Ue, Juncker sprezzante su Renzi: «Non mi frega niente dei suoi attacchi»

7 Nov 2016 17:43 - di Niccolo Silvestri

Dai sorrisetti maligni di Nicolas Sarkozy e Angela Merkel che diedero il via libera alla grancassa che di lì a poco avrebbe portato alla caduta dell’ultimo governo guidato Berlusconi, alle minacce esplicite del presidente della Commissione Ue Jean Claude Juncker e quelle solo un po’ più velate del commissario all’Economia, il francese Pierre Moscovici. Matteo Renzi comincia a sperimentare sulla propria pelle quanto sa essere dura l’Europa a trazione tedesca verso chi si discosta dalle regole imposte da Berlino. Con la differenza che mentre Berlusconi aveva sempre mantenuto un atteggiamento molto critico verso Bruxelles, pagando alla fine anche per questo, l’attuale premier ha scondinzolato a lungo inorno alla Cancelliera nella speranza di ritagiarsi uno strapuntino nei vertici che contano. Ma è stato tutto vano. I nodi sono venuti al pettine e ora bisogna sciogliergli, a cominciare da quelli annidati nella manovra economica.

Juncker: «Renzi ha già avuto 19 miliardi»

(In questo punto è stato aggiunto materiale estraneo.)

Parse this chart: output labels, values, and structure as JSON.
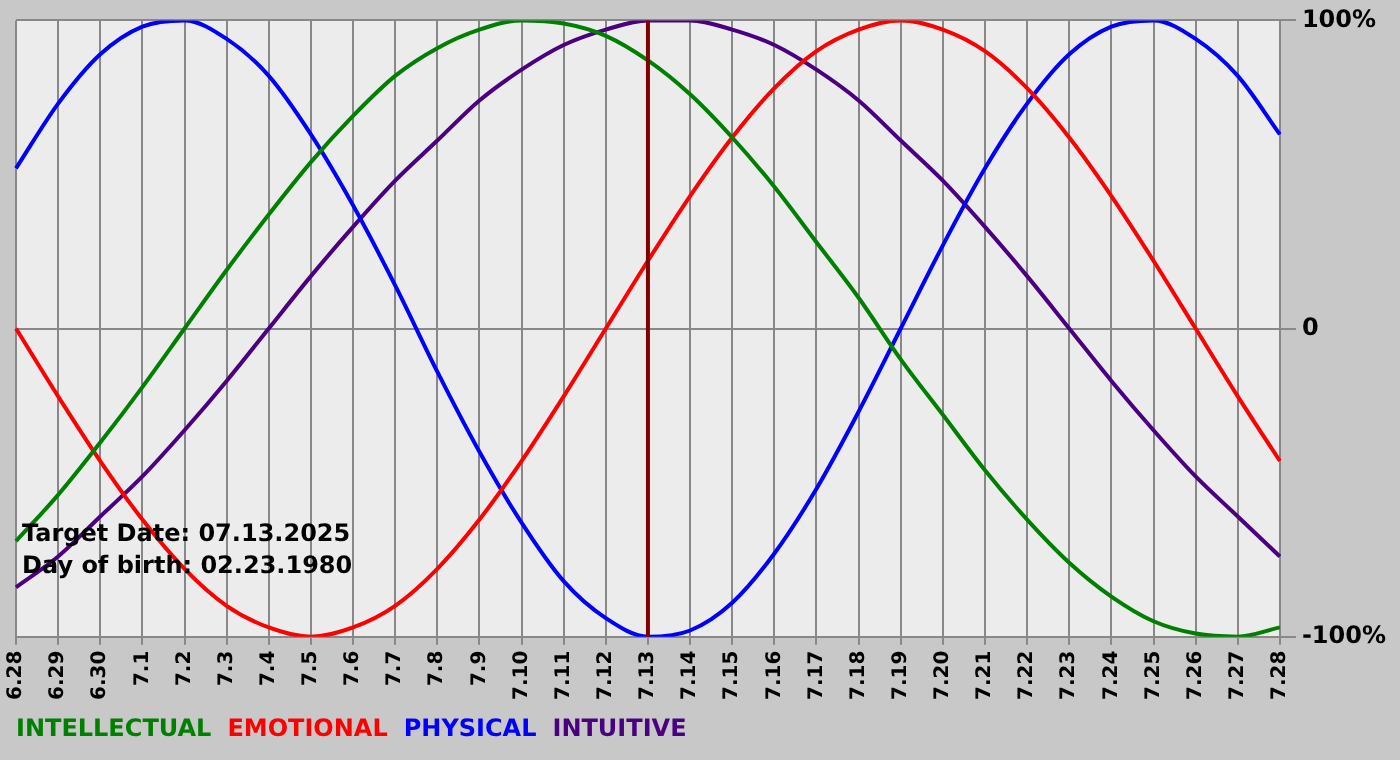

Renzi è in campagna elettorale. Sul referendum del 4 dicembre si gioca tutto e la polemica con la Ue gli fa più bene che male. Ma questa è la propaganda del momento. Nel merito dei nostri conti, la situazione è molto più complessa e ci mostra quanto azzardata ed irresponsabile sia stata la strategia del premier. Renzi ha infatti immaginato di fare della legge di Stabilità un formidabile arsenale di consenso imperniato su sconti, bonus e mance elettorali. Ha colto l’occasione del terremoto e egli sbarchi come un grimaldello per spingere la Ue ad allentare i cordoni della borsa, ma ora deve fare i conti con l’indisponibilità assoluta di Juncker, indispettito – per altro – dal fatto che Renzi non gli abbia riconosciuto alcun merito rispetto al fatto di aver apportato criteri interpretativi “meno stupidi” del Patto di stabilità.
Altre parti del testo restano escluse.